Australia Grants the Release of 3 Indonesian Fishermen
Indonesia has welcomed the Australian government’s decision to release three underage fishermen from its Albany and Pardelup prisons in Western Australia.
Australian Attorney General Nicola Roxon announced the release of the three youths on Tuesday.
Roxon’s decision to release the trio is considered unusual because they were released early.
“In our view, the three suspects are adults. But the documents provided by the embassy of the Indonesian Republic indicated that one of the three might be underage,” Roxon said.
“Although we welcome the release, we’re still hoping that the Australian government will free all of the innocent children,” Dewi S. Wahab, the Foreign Ministry’s East Asia and Pacific director, said in a news release on Wednesday.

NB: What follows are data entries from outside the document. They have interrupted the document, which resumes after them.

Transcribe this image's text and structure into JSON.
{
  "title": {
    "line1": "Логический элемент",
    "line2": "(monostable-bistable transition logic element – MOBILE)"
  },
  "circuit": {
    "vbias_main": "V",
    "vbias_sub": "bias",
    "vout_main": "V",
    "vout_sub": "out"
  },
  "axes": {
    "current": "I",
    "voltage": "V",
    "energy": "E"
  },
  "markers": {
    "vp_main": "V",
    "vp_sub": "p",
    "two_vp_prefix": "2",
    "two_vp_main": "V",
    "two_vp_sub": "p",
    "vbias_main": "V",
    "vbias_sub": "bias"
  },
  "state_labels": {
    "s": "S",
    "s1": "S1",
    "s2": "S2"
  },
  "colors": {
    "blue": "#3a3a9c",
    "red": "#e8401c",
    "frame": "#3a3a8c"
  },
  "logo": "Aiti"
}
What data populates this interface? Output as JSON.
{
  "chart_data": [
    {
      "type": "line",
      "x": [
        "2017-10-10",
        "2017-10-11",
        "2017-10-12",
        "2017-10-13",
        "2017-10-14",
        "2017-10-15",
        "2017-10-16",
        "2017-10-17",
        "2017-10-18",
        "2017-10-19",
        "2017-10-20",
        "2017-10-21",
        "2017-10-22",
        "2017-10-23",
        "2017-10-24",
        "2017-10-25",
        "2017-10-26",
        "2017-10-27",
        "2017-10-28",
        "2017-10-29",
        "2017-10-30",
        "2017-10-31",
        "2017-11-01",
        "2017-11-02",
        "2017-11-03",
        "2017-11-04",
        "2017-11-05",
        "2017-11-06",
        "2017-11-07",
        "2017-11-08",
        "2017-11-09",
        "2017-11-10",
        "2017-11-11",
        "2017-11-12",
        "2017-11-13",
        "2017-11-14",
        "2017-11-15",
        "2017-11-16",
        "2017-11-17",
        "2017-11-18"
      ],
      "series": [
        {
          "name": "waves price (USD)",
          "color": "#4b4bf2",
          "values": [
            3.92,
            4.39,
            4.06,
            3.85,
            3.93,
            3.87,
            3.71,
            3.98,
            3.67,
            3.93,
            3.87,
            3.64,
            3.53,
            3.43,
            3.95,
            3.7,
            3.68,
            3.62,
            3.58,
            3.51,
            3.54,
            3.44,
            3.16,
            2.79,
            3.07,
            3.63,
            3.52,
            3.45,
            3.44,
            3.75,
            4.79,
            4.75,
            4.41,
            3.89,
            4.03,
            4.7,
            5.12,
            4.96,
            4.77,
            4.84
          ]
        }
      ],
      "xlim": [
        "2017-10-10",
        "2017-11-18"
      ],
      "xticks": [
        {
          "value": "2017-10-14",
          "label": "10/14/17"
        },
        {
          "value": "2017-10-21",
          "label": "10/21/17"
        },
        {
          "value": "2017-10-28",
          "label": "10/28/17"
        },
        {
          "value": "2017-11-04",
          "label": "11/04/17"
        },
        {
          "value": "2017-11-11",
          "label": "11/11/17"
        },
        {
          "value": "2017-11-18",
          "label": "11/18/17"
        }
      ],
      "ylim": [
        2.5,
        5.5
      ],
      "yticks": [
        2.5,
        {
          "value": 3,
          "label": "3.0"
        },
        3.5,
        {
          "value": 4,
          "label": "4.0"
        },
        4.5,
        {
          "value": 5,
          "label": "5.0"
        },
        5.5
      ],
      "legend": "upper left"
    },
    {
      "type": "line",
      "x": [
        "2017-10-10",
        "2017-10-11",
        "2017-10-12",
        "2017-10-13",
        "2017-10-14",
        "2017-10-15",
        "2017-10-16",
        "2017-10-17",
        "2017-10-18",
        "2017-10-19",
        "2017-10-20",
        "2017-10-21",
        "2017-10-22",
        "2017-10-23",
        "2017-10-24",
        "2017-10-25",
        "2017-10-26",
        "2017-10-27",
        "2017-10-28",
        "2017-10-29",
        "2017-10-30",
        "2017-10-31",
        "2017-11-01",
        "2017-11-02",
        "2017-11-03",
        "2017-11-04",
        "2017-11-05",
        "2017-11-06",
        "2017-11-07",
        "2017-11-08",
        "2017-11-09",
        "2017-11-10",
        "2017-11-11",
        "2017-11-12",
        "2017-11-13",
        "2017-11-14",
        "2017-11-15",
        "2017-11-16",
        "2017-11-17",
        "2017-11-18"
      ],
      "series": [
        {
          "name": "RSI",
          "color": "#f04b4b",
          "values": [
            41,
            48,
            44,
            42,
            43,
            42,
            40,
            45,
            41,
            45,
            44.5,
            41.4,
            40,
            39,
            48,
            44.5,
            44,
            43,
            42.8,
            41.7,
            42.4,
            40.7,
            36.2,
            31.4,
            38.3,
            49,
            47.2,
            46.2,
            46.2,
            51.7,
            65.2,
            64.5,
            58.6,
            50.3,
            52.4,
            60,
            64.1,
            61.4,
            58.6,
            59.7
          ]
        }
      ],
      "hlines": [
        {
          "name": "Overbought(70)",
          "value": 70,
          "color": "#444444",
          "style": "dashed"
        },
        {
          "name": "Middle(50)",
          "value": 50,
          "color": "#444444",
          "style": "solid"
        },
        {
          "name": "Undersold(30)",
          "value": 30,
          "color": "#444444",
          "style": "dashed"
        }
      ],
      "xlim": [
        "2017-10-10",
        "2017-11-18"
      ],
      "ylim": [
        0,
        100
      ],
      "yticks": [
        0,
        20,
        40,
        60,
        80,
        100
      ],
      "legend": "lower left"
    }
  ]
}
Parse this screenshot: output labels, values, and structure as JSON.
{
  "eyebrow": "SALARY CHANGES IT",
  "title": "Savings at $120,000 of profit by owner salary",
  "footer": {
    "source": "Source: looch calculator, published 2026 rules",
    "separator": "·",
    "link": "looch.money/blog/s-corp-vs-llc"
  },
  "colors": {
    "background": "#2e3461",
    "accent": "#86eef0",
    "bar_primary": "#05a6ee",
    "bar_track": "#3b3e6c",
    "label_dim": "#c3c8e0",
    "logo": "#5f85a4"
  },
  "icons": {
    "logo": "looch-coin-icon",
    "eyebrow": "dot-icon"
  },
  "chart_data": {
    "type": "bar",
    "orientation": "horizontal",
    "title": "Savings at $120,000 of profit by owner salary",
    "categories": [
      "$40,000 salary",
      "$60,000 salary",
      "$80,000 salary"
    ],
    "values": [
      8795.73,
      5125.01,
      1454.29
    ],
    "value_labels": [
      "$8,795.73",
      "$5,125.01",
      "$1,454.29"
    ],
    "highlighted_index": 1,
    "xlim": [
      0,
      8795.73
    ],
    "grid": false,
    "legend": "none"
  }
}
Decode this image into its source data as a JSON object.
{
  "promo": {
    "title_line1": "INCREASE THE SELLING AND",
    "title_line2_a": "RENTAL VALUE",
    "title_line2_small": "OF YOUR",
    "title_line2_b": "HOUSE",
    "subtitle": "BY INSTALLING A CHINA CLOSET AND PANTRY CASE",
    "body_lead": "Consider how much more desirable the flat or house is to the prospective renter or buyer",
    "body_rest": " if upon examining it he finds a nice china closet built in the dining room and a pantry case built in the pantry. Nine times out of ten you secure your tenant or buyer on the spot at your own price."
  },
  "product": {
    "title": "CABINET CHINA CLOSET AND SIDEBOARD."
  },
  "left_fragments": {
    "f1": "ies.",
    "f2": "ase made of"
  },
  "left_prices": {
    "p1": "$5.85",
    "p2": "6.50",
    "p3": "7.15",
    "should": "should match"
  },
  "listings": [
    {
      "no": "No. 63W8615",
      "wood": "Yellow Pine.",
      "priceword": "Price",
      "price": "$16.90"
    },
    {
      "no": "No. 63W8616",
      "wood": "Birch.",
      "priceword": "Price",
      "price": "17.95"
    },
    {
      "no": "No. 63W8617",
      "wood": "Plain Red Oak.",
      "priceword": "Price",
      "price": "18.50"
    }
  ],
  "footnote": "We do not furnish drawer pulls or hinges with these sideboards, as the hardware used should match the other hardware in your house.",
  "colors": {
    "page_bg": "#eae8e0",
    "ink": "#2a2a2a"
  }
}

Dewi said the three Indonesians were freed after the Australian government received information that was not initially available. That information showed that they were underage when arrested.
Australia accused the three of violating the law and held them as suspects.
Previously, East Nusa Tenggara fishermen urged the Australian government to offer clemency to Indonesian fishermen being held in Australian jails after trespassing into the country’s waters.
Muhammad Ridwan, an advocate for the local fishermen, claimed that the Australian Coast Guard had treated them violently by sinking their boats and torturing them before putting them in jail. He added that the reports that they had crossed the maritime border were incorrect.
“The boats’ positions were still in Indonesian waters, as shown on the compass and other devices,” he said last month in Kupang, the provincial capital.
Fishermen from East Nusa Tenggara say they have lost 50 boats since 2002 to Australian maritime officers, who set them ablaze. The losses have been estimated at more than Rp 800 million ($85,000).
“[We] demand fair treatment in return for the Indonesian government’s decision to reduce the jail sentence for Australian drug convict Schapelle Corby,” Ridwan said. “We want compensation for the boats that were set on fire, the sentences for our fishermen reduced and amnesty from the Australian prime minister.”